L’art du « en même temps » est délicat et difficile à manier. Après des années de pratique, les Allemands sont arrivés à une maîtrise dont peut à peine rêver le président français. Prenons en exemple l’accord de coalition, signé fin novembre par les trois partis qui se partageront désormais le pouvoir à Berlin. Les socialistes du SPD donnent les lignes directrices, aussitôt amendées par les exigences des écologistes Grünen, avant une conclusion signée par les libéraux du FDP.
Au sujet du transport aérien, cela donne : « Nous voulons développer l’économie du transport aérien et de son industrie de façon durable et plus efficace [SPD], le tout en imaginant un concept de transport aérien qui permette de meilleures liaisons ferroviaires pour réduire le nombre de vols court-courriers [Verts]. L’Allemagne doit être moteur dans la création d’un transport aérien neutre en carbone, en restant dans le cadre d’une concurrence internationale juste [FDP]. » Tout le reste de l’accord est du même acabit, balançant si bien entre la gauche et la droite qu’il revient, comme un culbuto, toujours au milieu.

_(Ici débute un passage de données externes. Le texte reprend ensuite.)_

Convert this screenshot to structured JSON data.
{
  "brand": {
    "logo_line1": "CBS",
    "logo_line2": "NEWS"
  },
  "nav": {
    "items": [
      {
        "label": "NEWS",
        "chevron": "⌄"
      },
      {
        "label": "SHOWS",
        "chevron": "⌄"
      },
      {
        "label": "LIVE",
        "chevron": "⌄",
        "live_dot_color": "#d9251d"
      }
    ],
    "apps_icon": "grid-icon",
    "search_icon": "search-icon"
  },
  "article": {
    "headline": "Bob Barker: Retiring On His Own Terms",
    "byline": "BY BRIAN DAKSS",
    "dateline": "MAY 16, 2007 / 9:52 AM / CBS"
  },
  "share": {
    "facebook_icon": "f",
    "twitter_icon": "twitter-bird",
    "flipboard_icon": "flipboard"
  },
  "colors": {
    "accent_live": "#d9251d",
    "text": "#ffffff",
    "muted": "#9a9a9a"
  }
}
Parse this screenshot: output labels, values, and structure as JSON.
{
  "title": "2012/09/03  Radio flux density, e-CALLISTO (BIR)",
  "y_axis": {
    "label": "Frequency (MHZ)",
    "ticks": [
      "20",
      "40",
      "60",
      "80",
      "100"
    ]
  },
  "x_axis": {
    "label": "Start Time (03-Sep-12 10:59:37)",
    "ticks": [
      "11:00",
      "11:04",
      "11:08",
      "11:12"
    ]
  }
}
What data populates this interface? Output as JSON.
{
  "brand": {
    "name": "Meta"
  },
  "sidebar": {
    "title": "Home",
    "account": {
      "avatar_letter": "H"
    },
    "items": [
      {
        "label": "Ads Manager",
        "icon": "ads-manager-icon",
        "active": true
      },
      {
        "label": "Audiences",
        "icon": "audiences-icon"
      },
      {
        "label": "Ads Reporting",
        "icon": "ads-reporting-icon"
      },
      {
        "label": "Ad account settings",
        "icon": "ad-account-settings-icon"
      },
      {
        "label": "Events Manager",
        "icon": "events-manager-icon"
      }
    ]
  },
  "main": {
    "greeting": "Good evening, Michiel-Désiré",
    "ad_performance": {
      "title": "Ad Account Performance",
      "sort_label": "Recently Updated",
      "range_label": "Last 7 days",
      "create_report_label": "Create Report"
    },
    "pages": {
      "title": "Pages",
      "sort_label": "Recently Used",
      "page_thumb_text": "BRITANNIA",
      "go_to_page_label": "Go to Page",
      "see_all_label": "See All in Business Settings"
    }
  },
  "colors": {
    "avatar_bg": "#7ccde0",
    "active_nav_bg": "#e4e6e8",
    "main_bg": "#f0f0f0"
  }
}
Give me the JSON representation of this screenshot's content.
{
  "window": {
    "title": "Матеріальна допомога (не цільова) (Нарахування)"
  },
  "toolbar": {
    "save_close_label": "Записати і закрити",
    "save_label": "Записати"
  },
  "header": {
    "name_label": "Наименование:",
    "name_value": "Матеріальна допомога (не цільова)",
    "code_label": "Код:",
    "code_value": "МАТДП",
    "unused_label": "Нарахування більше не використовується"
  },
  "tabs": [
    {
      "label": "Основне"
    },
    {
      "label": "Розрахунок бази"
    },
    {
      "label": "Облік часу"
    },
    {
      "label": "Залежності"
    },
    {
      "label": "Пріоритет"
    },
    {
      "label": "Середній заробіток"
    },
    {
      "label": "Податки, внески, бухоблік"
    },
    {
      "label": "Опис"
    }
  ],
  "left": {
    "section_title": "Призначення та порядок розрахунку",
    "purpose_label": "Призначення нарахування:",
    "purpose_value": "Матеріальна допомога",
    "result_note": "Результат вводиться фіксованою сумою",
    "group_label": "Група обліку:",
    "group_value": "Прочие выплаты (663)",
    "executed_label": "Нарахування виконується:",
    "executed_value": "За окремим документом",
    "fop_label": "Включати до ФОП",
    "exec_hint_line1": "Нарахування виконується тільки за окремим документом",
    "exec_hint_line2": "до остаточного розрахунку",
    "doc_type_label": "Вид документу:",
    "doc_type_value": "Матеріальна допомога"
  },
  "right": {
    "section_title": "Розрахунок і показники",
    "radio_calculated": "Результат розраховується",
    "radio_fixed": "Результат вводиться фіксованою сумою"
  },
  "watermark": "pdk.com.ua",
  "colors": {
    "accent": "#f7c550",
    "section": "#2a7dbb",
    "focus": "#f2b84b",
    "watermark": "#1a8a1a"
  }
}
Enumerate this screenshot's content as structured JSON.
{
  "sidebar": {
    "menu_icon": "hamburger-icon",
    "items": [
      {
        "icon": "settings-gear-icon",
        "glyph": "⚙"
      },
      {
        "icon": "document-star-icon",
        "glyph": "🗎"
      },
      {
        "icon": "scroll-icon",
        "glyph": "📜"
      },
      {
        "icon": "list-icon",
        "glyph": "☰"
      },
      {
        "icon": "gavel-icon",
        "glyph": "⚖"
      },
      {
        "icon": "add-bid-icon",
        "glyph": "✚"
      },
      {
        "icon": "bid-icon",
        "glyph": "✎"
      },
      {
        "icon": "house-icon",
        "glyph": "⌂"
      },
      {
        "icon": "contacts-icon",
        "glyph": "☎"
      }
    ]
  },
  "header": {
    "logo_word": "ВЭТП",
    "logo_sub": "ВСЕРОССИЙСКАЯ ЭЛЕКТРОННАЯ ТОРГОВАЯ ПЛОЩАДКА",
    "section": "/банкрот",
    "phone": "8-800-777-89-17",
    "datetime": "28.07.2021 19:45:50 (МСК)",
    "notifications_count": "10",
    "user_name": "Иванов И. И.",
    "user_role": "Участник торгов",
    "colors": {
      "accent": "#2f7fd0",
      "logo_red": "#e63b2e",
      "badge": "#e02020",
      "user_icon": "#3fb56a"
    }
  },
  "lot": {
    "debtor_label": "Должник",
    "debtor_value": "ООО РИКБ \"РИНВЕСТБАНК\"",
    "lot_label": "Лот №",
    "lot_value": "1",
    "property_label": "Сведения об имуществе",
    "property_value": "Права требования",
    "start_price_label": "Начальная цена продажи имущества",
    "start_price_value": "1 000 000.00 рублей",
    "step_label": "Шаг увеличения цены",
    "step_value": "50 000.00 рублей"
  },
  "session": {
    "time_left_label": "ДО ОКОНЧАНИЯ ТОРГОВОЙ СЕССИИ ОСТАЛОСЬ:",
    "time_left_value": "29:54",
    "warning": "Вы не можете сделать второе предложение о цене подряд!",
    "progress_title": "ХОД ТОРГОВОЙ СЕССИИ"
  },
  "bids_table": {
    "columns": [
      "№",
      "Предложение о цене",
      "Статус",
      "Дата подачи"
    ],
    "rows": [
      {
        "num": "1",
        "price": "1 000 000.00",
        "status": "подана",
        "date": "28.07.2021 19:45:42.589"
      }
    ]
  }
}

Ces compromis assurent aux vieux électeurs allemands – 30 % ont plus de 60 ans – une stabilité rassurante qui confine à l’immobilisme, tout en garantissant une politique industrielle dont le but principal est de maintenir le plus longtemps possible le niveau des retraites. Le seul élément de certitude partagée est l’intérêt supérieur de l’Allemagne et de son industrie, qui sera défendue par tous les partis et la cour constitutionnelle de Karlsruhe. Celle-ci insiste sur la primauté du droit allemand sur le droit européen, quoi qu’en pensent les autres membres de l’Union.
Quant à l’autonomie stratégique européenne, si chère aux Français, elle n’est citée que deux fois dans le document. Autant dire que ce n’est une priorité pour personne.